Development on the 4.1 Forwarder is still in-progress, and as it continues, we will probably find a few more details to include in the documentation.

[danotorrey]

Hi @dulanism, I have made some notes here about the thinking on documentation changes for the 4.1 Forwarder in case you have time to work on it in the next weeks. Development on the Forwarder will continue, and some parts might change. I will be back in June 1, and will check back in then! :)

[devdanylo]

@dulanism @danotorrey please find below the essential functional diff between Cloud and On-Prem:

Aspect	Cloud	On-Prem
Server-side Service Configuration	The configuration is still done via the config file. Nothing has changed here. Except one minor thing: a new property to configure TLS private key password was introduced, but I believe it should not be reflected in the public documentation.	To avoid 1) having the Forwarder server-side services running by default and 2) restarting the server after making changes in the config file, it was decided to migrate away from the config file and to introduce a new Input type, which is supposed to facilitate Forwarder server-side service configuration and lifecycle management. The name for the new Input is Forwarder. The legacy one was renamed to Cluster-to-Cluster forwarder.
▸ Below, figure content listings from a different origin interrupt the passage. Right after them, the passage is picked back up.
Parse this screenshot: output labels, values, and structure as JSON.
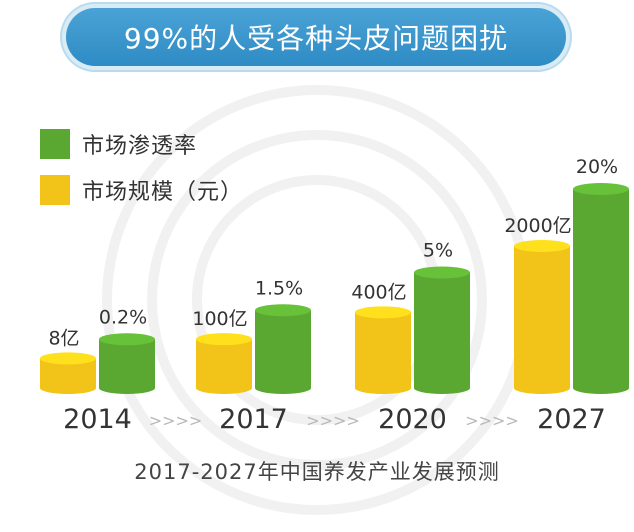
{
  "title": "99%的人受各种头皮问题困扰",
  "legend": [
    {
      "label": "市场渗透率",
      "color": "#5aa832"
    },
    {
      "label": "市场规模（元）",
      "color": "#f2c318"
    }
  ],
  "separator": ">>>>",
  "footer": "2017-2027年中国养发产业发展预测",
  "chart_data": {
    "type": "bar",
    "categories": [
      "2014",
      "2017",
      "2020",
      "2027"
    ],
    "series": [
      {
        "name": "市场规模（元）",
        "values": [
          8,
          100,
          400,
          2000
        ],
        "labels": [
          "8亿",
          "100亿",
          "400亿",
          "2000亿"
        ],
        "color": "#f2c318"
      },
      {
        "name": "市场渗透率",
        "values": [
          0.2,
          1.5,
          5,
          20
        ],
        "labels": [
          "0.2%",
          "1.5%",
          "5%",
          "20%"
        ],
        "color": "#5aa832"
      }
    ],
    "title": "99%的人受各种头皮问题困扰",
    "xlabel": "",
    "ylabel": ""
  }
}
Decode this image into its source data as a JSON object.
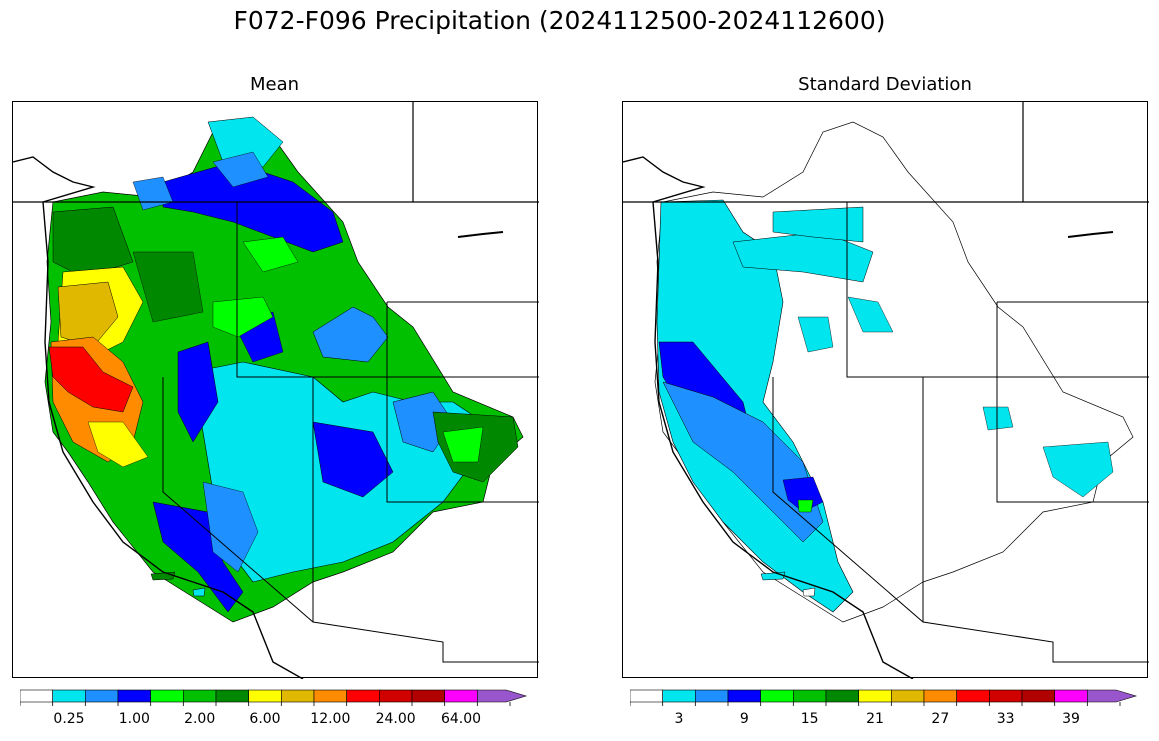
{
  "title": "F072-F096 Precipitation (2024112500-2024112600)",
  "panels": [
    {
      "name": "mean",
      "title": "Mean",
      "colorbar": {
        "colors": [
          "#ffffff",
          "#00e5ee",
          "#1e90ff",
          "#0000ff",
          "#00ff00",
          "#00c000",
          "#008800",
          "#ffff00",
          "#e0b800",
          "#ff8c00",
          "#ff0000",
          "#d00000",
          "#b00000",
          "#ff00ff",
          "#9955cc"
        ],
        "tick_labels": [
          "0.25",
          "1.00",
          "2.00",
          "6.00",
          "12.00",
          "24.00",
          "64.00"
        ],
        "tick_index": [
          1,
          3,
          5,
          7,
          9,
          11,
          13
        ]
      }
    },
    {
      "name": "stddev",
      "title": "Standard Deviation",
      "colorbar": {
        "colors": [
          "#ffffff",
          "#00e5ee",
          "#1e90ff",
          "#0000ff",
          "#00ff00",
          "#00c000",
          "#008800",
          "#ffff00",
          "#e0b800",
          "#ff8c00",
          "#ff0000",
          "#d00000",
          "#b00000",
          "#ff00ff",
          "#9955cc"
        ],
        "tick_labels": [
          "3",
          "9",
          "15",
          "21",
          "27",
          "33",
          "39"
        ],
        "tick_index": [
          1,
          3,
          5,
          7,
          9,
          11,
          13
        ]
      }
    }
  ]
}
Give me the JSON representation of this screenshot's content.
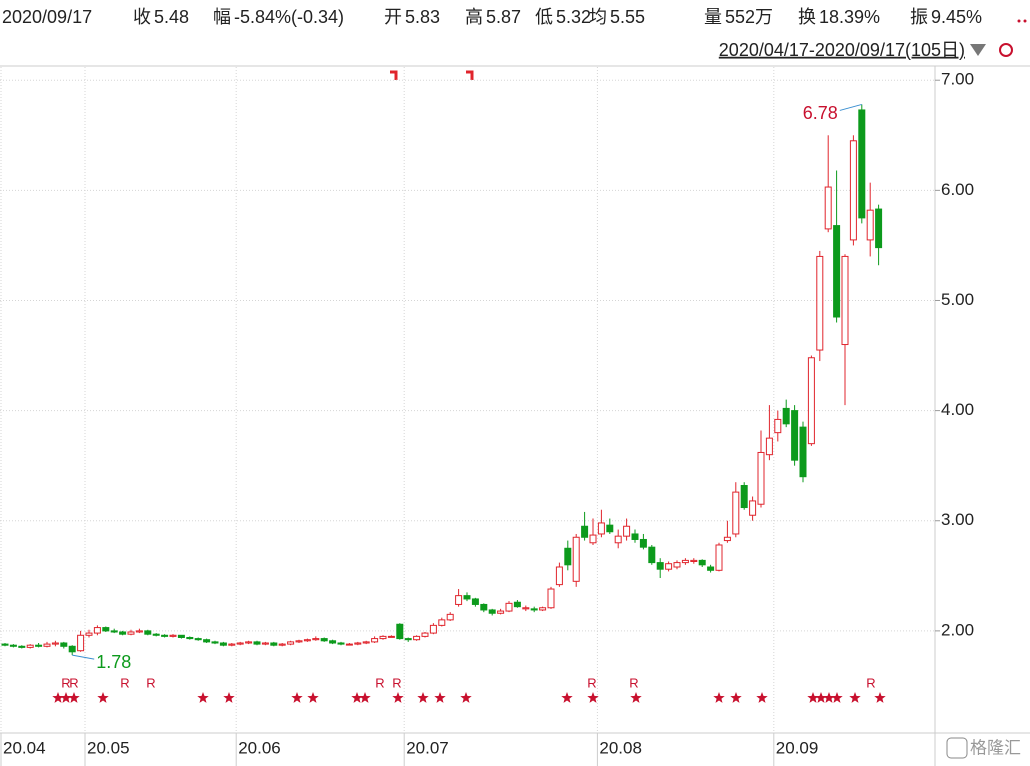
{
  "header": {
    "date": "2020/09/17",
    "items": [
      {
        "label": "收",
        "value": "5.48",
        "tone": "down"
      },
      {
        "label": "幅",
        "value": "-5.84%(-0.34)",
        "tone": "down"
      },
      {
        "label": "开",
        "value": "5.83",
        "tone": "up"
      },
      {
        "label": "高",
        "value": "5.87",
        "tone": "up"
      },
      {
        "label": "低",
        "value": "5.32",
        "tone": "down"
      },
      {
        "label": "均",
        "value": "5.55",
        "tone": "down"
      },
      {
        "label": "量",
        "value": "552万",
        "tone": "plain"
      },
      {
        "label": "换",
        "value": "18.39%",
        "tone": "plain"
      },
      {
        "label": "振",
        "value": "9.45%",
        "tone": "plain"
      }
    ],
    "range": "2020/04/17-2020/09/17(105日)"
  },
  "event_marker": "R",
  "watermark": "格隆汇",
  "chart_data": {
    "type": "candlestick",
    "up_color": "#e0242c",
    "down_color": "#0c9a1c",
    "grid": true,
    "categories": [
      "20.04",
      null,
      null,
      null,
      null,
      null,
      null,
      null,
      null,
      null,
      "20.05",
      null,
      null,
      null,
      null,
      null,
      null,
      null,
      null,
      null,
      null,
      null,
      null,
      null,
      null,
      null,
      null,
      null,
      "20.06",
      null,
      null,
      null,
      null,
      null,
      null,
      null,
      null,
      null,
      null,
      null,
      null,
      null,
      null,
      null,
      null,
      null,
      null,
      null,
      "20.07",
      null,
      null,
      null,
      null,
      null,
      null,
      null,
      null,
      null,
      null,
      null,
      null,
      null,
      null,
      null,
      null,
      null,
      null,
      null,
      null,
      null,
      null,
      "20.08",
      null,
      null,
      null,
      null,
      null,
      null,
      null,
      null,
      null,
      null,
      null,
      null,
      null,
      null,
      null,
      null,
      null,
      null,
      null,
      null,
      "20.09",
      null,
      null,
      null,
      null,
      null,
      null,
      null,
      null,
      null,
      null,
      null,
      null
    ],
    "open": [
      1.88,
      1.87,
      1.86,
      1.85,
      1.87,
      1.86,
      1.88,
      1.89,
      1.86,
      1.82,
      1.96,
      1.98,
      2.03,
      2.0,
      1.99,
      1.97,
      1.99,
      2.0,
      1.97,
      1.96,
      1.95,
      1.96,
      1.94,
      1.93,
      1.92,
      1.9,
      1.89,
      1.87,
      1.88,
      1.89,
      1.9,
      1.88,
      1.89,
      1.87,
      1.88,
      1.9,
      1.91,
      1.92,
      1.93,
      1.91,
      1.89,
      1.88,
      1.88,
      1.89,
      1.9,
      1.93,
      1.95,
      2.06,
      1.93,
      1.92,
      1.95,
      1.98,
      2.05,
      2.1,
      2.24,
      2.32,
      2.29,
      2.24,
      2.19,
      2.16,
      2.18,
      2.26,
      2.2,
      2.2,
      2.19,
      2.21,
      2.42,
      2.75,
      2.45,
      2.95,
      2.8,
      2.88,
      2.96,
      2.8,
      2.86,
      2.88,
      2.83,
      2.76,
      2.62,
      2.56,
      2.58,
      2.62,
      2.63,
      2.64,
      2.58,
      2.55,
      2.82,
      2.88,
      3.32,
      3.05,
      3.15,
      3.6,
      3.8,
      4.02,
      4.0,
      3.85,
      3.7,
      4.55,
      5.65,
      5.68,
      4.6,
      5.55,
      6.73,
      5.55,
      5.83
    ],
    "high": [
      1.89,
      1.88,
      1.87,
      1.88,
      1.89,
      1.9,
      1.91,
      1.9,
      1.87,
      2.0,
      2.01,
      2.05,
      2.04,
      2.02,
      2.0,
      2.01,
      2.02,
      2.01,
      1.98,
      1.97,
      1.97,
      1.96,
      1.95,
      1.94,
      1.93,
      1.91,
      1.9,
      1.89,
      1.9,
      1.91,
      1.91,
      1.9,
      1.9,
      1.89,
      1.91,
      1.92,
      1.93,
      1.95,
      1.94,
      1.92,
      1.9,
      1.89,
      1.9,
      1.91,
      1.95,
      1.96,
      1.96,
      2.07,
      1.94,
      1.96,
      1.99,
      2.07,
      2.12,
      2.17,
      2.38,
      2.35,
      2.3,
      2.25,
      2.2,
      2.2,
      2.27,
      2.28,
      2.23,
      2.22,
      2.22,
      2.4,
      2.62,
      2.82,
      2.88,
      3.08,
      3.02,
      3.1,
      3.02,
      2.92,
      3.02,
      2.92,
      2.88,
      2.78,
      2.66,
      2.63,
      2.64,
      2.66,
      2.66,
      2.65,
      2.6,
      2.8,
      3.0,
      3.35,
      3.35,
      3.22,
      3.82,
      4.05,
      4.0,
      4.1,
      4.05,
      3.9,
      4.5,
      5.45,
      6.5,
      6.18,
      5.42,
      6.5,
      6.78,
      6.07,
      5.87
    ],
    "low": [
      1.86,
      1.85,
      1.84,
      1.84,
      1.85,
      1.85,
      1.86,
      1.84,
      1.78,
      1.81,
      1.94,
      1.96,
      1.99,
      1.98,
      1.96,
      1.96,
      1.98,
      1.96,
      1.95,
      1.94,
      1.94,
      1.93,
      1.92,
      1.91,
      1.89,
      1.88,
      1.86,
      1.86,
      1.87,
      1.88,
      1.87,
      1.87,
      1.86,
      1.86,
      1.87,
      1.89,
      1.9,
      1.91,
      1.9,
      1.88,
      1.87,
      1.87,
      1.87,
      1.88,
      1.89,
      1.92,
      1.94,
      1.92,
      1.9,
      1.91,
      1.94,
      1.97,
      2.04,
      2.09,
      2.22,
      2.27,
      2.22,
      2.17,
      2.14,
      2.15,
      2.17,
      2.21,
      2.18,
      2.17,
      2.18,
      2.2,
      2.4,
      2.55,
      2.4,
      2.82,
      2.78,
      2.85,
      2.88,
      2.75,
      2.82,
      2.8,
      2.74,
      2.6,
      2.48,
      2.54,
      2.56,
      2.6,
      2.61,
      2.58,
      2.53,
      2.54,
      2.8,
      2.85,
      3.1,
      3.0,
      3.12,
      3.55,
      3.72,
      3.85,
      3.5,
      3.35,
      3.68,
      4.45,
      5.62,
      4.8,
      4.05,
      5.5,
      5.7,
      5.4,
      5.32
    ],
    "close": [
      1.87,
      1.86,
      1.85,
      1.87,
      1.86,
      1.88,
      1.89,
      1.86,
      1.81,
      1.96,
      1.98,
      2.03,
      2.0,
      1.99,
      1.97,
      1.99,
      2.0,
      1.97,
      1.96,
      1.95,
      1.96,
      1.94,
      1.93,
      1.92,
      1.9,
      1.89,
      1.87,
      1.88,
      1.89,
      1.9,
      1.88,
      1.89,
      1.87,
      1.88,
      1.9,
      1.91,
      1.92,
      1.93,
      1.91,
      1.89,
      1.88,
      1.88,
      1.89,
      1.9,
      1.93,
      1.95,
      1.95,
      1.93,
      1.92,
      1.95,
      1.98,
      2.05,
      2.1,
      2.15,
      2.32,
      2.29,
      2.24,
      2.19,
      2.16,
      2.18,
      2.25,
      2.22,
      2.21,
      2.19,
      2.21,
      2.38,
      2.58,
      2.6,
      2.85,
      2.85,
      2.87,
      2.98,
      2.9,
      2.86,
      2.95,
      2.83,
      2.76,
      2.62,
      2.56,
      2.61,
      2.62,
      2.64,
      2.64,
      2.6,
      2.55,
      2.78,
      2.85,
      3.26,
      3.12,
      3.18,
      3.62,
      3.75,
      3.92,
      3.88,
      3.55,
      3.4,
      4.48,
      5.4,
      6.03,
      4.85,
      5.4,
      6.45,
      5.75,
      5.82,
      5.48
    ],
    "annotations": [
      {
        "label": "6.78",
        "value": 6.78,
        "color": "#c8102e"
      },
      {
        "label": "1.78",
        "value": 1.78,
        "color": "#0c9a1c"
      }
    ],
    "ylim": [
      1.1,
      7.12
    ],
    "yticks": [
      {
        "value": 2,
        "label": "2.00"
      },
      {
        "value": 3,
        "label": "3.00"
      },
      {
        "value": 4,
        "label": "4.00"
      },
      {
        "value": 5,
        "label": "5.00"
      },
      {
        "value": 6,
        "label": "6.00"
      },
      {
        "value": 7,
        "label": "7.00"
      }
    ]
  }
}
This change entailed certain modifications in the Wizard: 1) Now the Wizard must verify if there is at least one running input 2) Populate the Forwarder (client) configuration snippet according to the Input's config values. So in other words one additional step was introduced to make sure that there is a running server-side service to connect to. See screenshots below. NOTE that some server-side configuration properties are still to be provided via the config file (not expected to change frequently): grpc_graceful_shutdown_timeout, grpc_max_message_size, heartbeat_timeout_interval, forwarder_user (see https://github.com/Graylog2/graylog-plugin-cloud/wiki/Forwarder#forwarder-configuration-properties-server-side). Not sure if it should be a part of the public document.
Menu Layout	Nothing should change here.	The Forwarder menu item resides under Enterprise

[dulanism]

Just making a note here that I'm making a few minor edits to what will be the old enterprise data forwarder. Really just the name, and the graphic which is out of place.